Plenty of work has been done during these few last months as I decided once again to update the engine renderer. This time it went from using OpenGL 2 and OpenGL ES 2 to 3.3 and 3.0 respectively.

I started by rewriting all the shaders to support the new in and out keywords in place of the old attribute and varying ones. For the sprite shader I also changed it in a way that it doesn’t need any vertex data anymore, it generates a unit square by itself. I also took the chance to add support for Uniform Buffer Objects, one of the important new features of this OpenGL version.

As I wanted to share an UBO between multiple rendering entities I have written an OpenGL buffer manager so that a rendering command, say for example a command used to render a sprite, can ask for a certain amount of bytes without worrying about alignment or creating a new buffer when there is no more free space left. The manager is also responsible for mapping and unmapping memory once per frame.

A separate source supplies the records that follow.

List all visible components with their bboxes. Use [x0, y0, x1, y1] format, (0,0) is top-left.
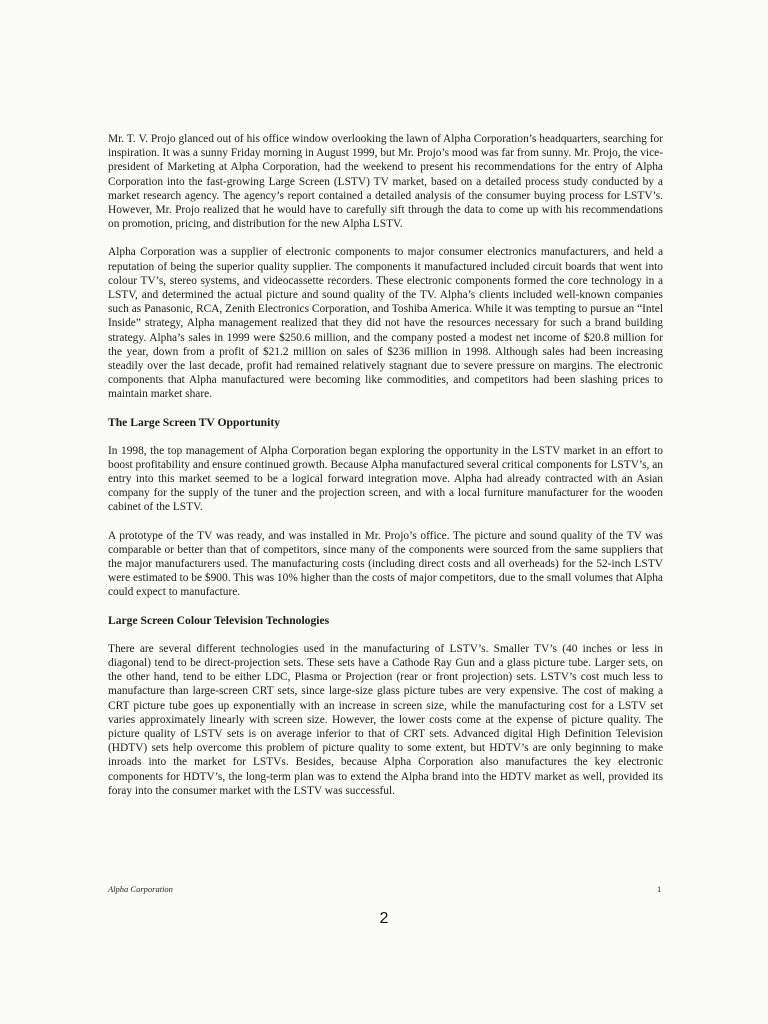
lstv-opportunity-paragraph-1: In 1998, the top management of Alpha Corporation began exploring the opportunity in the LSTV market in an effort to boost profitability and ensure continued growth. Because Alpha manufactured several critical components for LSTV’s, an entry into this market seemed to be a logical forward integration move. Alpha had already contracted with an Asian company for the supply of the tuner and the projection screen, and with a local furniture manufacturer for the wooden cabinet of the LSTV.	[108, 444, 663, 514]
lstv-opportunity-paragraph-2: A prototype of the TV was ready, and was installed in Mr. Projo’s office. The picture and sound quality of the TV was comparable or better than that of competitors, since many of the components were sourced from the same suppliers that the major manufacturers used. The manufacturing costs (including direct costs and all overheads) for the 52-inch LSTV were estimated to be $900. This was 10% higher than the costs of major competitors, due to the small volumes that Alpha could expect to manufacture.	[108, 529, 663, 599]
technologies-paragraph-1: There are several different technologies used in the manufacturing of LSTV’s. Smaller TV’s (40 inches or less in diagonal) tend to be direct-projection sets. These sets have a Cathode Ray Gun and a glass picture tube. Larger sets, on the other hand, tend to be either LDC, Plasma or Projection (rear or front projection) sets. LSTV’s cost much less to manufacture than large-screen CRT sets, since large-size glass picture tubes are very expensive. The cost of making a CRT picture tube goes up exponentially with an increase in screen size, while the manufacturing cost for a LSTV set varies approximately linearly with screen size. However, the lower costs come at the expense of picture quality. The picture quality of LSTV sets is on average inferior to that of CRT sets. Advanced digital High Definition Television (HDTV) sets help overcome this problem of picture quality to some extent, but HDTV’s are only beginning to make inroads into the market for LSTVs. Besides, because Alpha Corporation also manufactures the key electronic components for HDTV’s, the long-term plan was to extend the Alpha brand into the HDTV market as well, provided its foray into the consumer market with the LSTV was successful.	[108, 642, 663, 797]
intro-paragraph-2: Alpha Corporation was a supplier of electronic components to major consumer electronics manufacturers, and held a reputation of being the superior quality supplier. The components it manufactured included circuit boards that went into colour TV’s, stereo systems, and videocassette recorders. These electronic components formed the core technology in a LSTV, and determined the actual picture and sound quality of the TV. Alpha’s clients included well-known companies such as Panasonic, RCA, Zenith Electronics Corporation, and Toshiba America. While it was tempting to pursue an “Intel Inside” strategy, Alpha management realized that they did not have the resources necessary for such a brand building strategy. Alpha’s sales in 1999 were $250.6 million, and the company posted a modest net income of $20.8 million for the year, down from a profit of $21.2 million on sales of $236 million in 1998. Although sales had been increasing steadily over the last decade, profit had remained relatively stagnant due to severe pressure on margins. The electronic components that Alpha manufactured were becoming like commodities, and competitors had been slashing prices to maintain market share.	[108, 246, 663, 401]
footer-section-number: 1	[657, 884, 662, 894]
section-heading-lstv-opportunity: The Large Screen TV Opportunity	[108, 415, 280, 429]
page-number: 2	[379, 910, 389, 927]
document-body	[108, 132, 663, 812]
footer-company-name: Alpha Corporation	[108, 884, 173, 894]
intro-paragraph-1: Mr. T. V. Projo glanced out of his office window overlooking the lawn of Alpha Corporation’s headquarters, searching for inspiration. It was a sunny Friday morning in August 1999, but Mr. Projo’s mood was far from sunny. Mr. Projo, the vice-president of Marketing at Alpha Corporation, had the weekend to present his recommendations for the entry of Alpha Corporation into the fast-growing Large Screen (LSTV) TV market, based on a detailed process study conducted by a market research agency. The agency’s report contained a detailed analysis of the consumer buying process for LSTV’s. However, Mr. Projo realized that he would have to carefully sift through the data to come up with his recommendations on promotion, pricing, and distribution for the new Alpha LSTV.	[108, 133, 663, 231]
section-heading-technologies: Large Screen Colour Television Technologies	[108, 613, 330, 627]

For mapping I usually use a combination of GL_MAP_INVALIDATE_BUFFER_BIT and GL_MAP_FLUSH_EXPLICIT_BIT, as suggested on the Buffer Object Streaming wiki page, in order to maximize performances. I don’t use persistent mapping as the ARB_buffer_storage extension is only available with newer versions of the API. I have extended the manager to also handle VBO memory and thus enabling the use of a single common buffer for all the vertices that don’t live in a custom VBO (which is a VBO that is only used by a single render command).

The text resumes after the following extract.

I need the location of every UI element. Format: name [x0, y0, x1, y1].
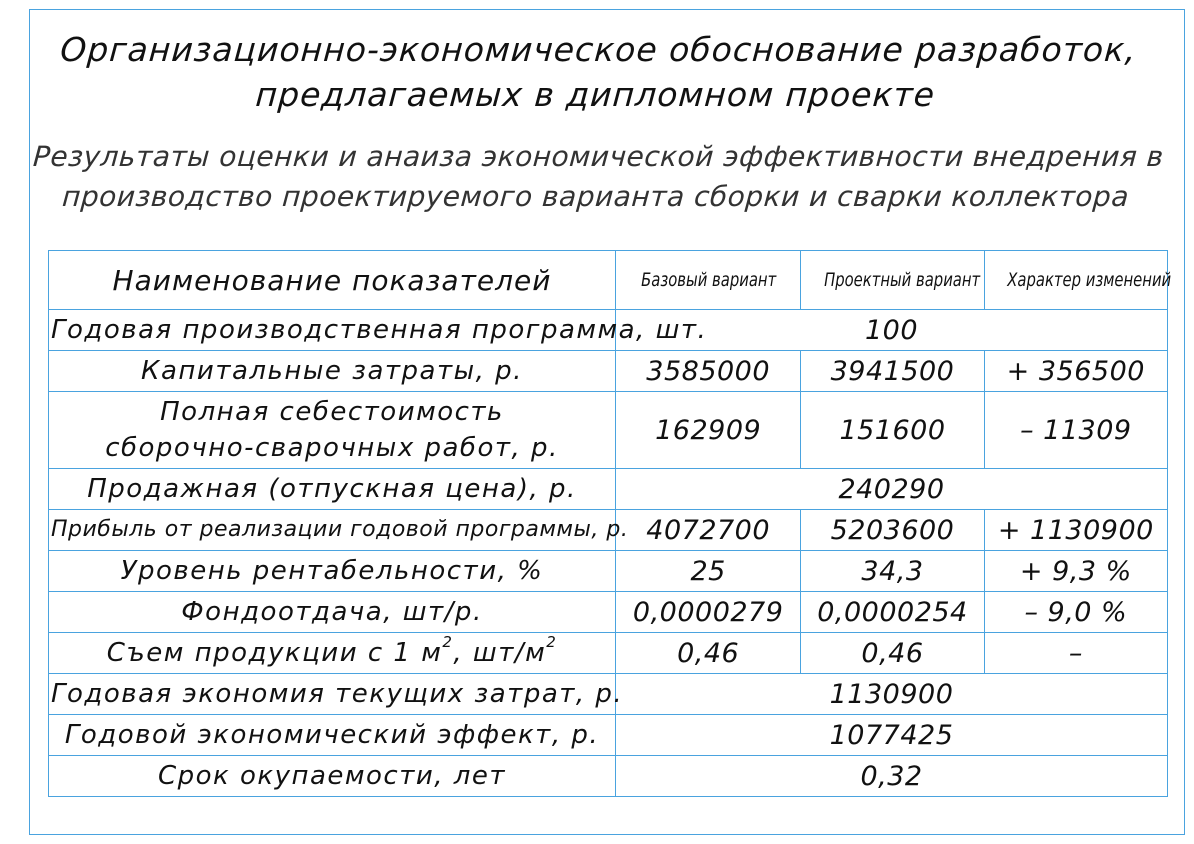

Another important addition is the support for the KHR_debug extension in the form of debug groups and object labels. This feature is really important with tools like apitrace and RenderDoc that offer support for them.


Handling vertex formats has been renewed as well and there is now a pool of Vertex Array Objects that minimize the number of calls when changing formats.

One feature I was willing to add for a long time is the ability to render sprites with a custom mesh. It can be used to split the transparent outline from the opaque part of a sprite, like it is described in this article, or to trim a particle down to the area with non completely transparent pixels, or to animate with shape deformations. It also allows for the definition of a set of indices in order to reuse vertices, a feature that was not available in the engine before and that required some effort and testing. As per vertex data, indices are handled by the memory manager and collected each frame in a set of common buffer objects.

The new OpenGL ES 3.0 Android renderer allows the use of the ETC2 compressed format and immutable textures. For this second feature to work on desktop I need to check the presence of the ARB_texture_storage estension as OpenGL 3.3 doesn’t offer it out of the box.
Viceversa there is one thing I use on desktop OpenGL that is not supported by OpenGL ES 3.0: glDrawElementsBaseVertex. On Android I have to simulate this drawing command variation by using an additional offset.

For sure one of the most complicate new feature, as it has many corner cases that needed extensive debugging, is the automatic batcher.
It allows to reduce the total number of draw calls issued by aggregating uniforms, vertices and indices from multiple commands into a single one. It can batch text nodes, regular sprites and custom mesh sprites.

For entities with external vertex data, like text nodes and custom meshes, it has to supply an additional vertex attribute to act as a mesh id, while for custom meshes it has to add artificial indices to sprites that do not use them if they are going to be batched together with sprites that have user supplied ones.

It’s degenerate vertices and patched indices all the way down. :wink:


Some of those new features have a runtime setting, like switching automatic batching on and off:

/// True if batching is enabled
bool batchingEnabled;
/// True if using indices for vertex batching
bool batchingWithIndices;
/// True if node culling is enabled
bool cullingEnabled;
/// Minimum size for a batch to be collected
unsigned int minBatchSize;
/// Maximum size for a batch before a forced split
unsigned int maxBatchSize;

Some others have an initialization configuration, like the dimension of each common VBO or the size of the VAO pool:

/// Sets the maximum size in bytes for each VBO collecting geometry data
void setVboSize(unsigned long vboSize);
/// Sets the maximum size in bytes for each IBO collecting index data
void setIboSize(unsigned long iboSize);
/// Sets the maximum size for the pool of VAOs
void setVaoPoolSize(unsigned int vaoPoolSize);
/// Enables OpenGL debug context
void enableGlDebug(bool shouldEnable);

There is also a bunch of new rendering statistics that are aggregated per frame and displayed on screen, like the amount of video memory used by textures and buffer objects, or the number of VAO pool recycles.


Rendering should now be more efficient on all platforms, with fewer draw calls and more sprites on screen! :muscle: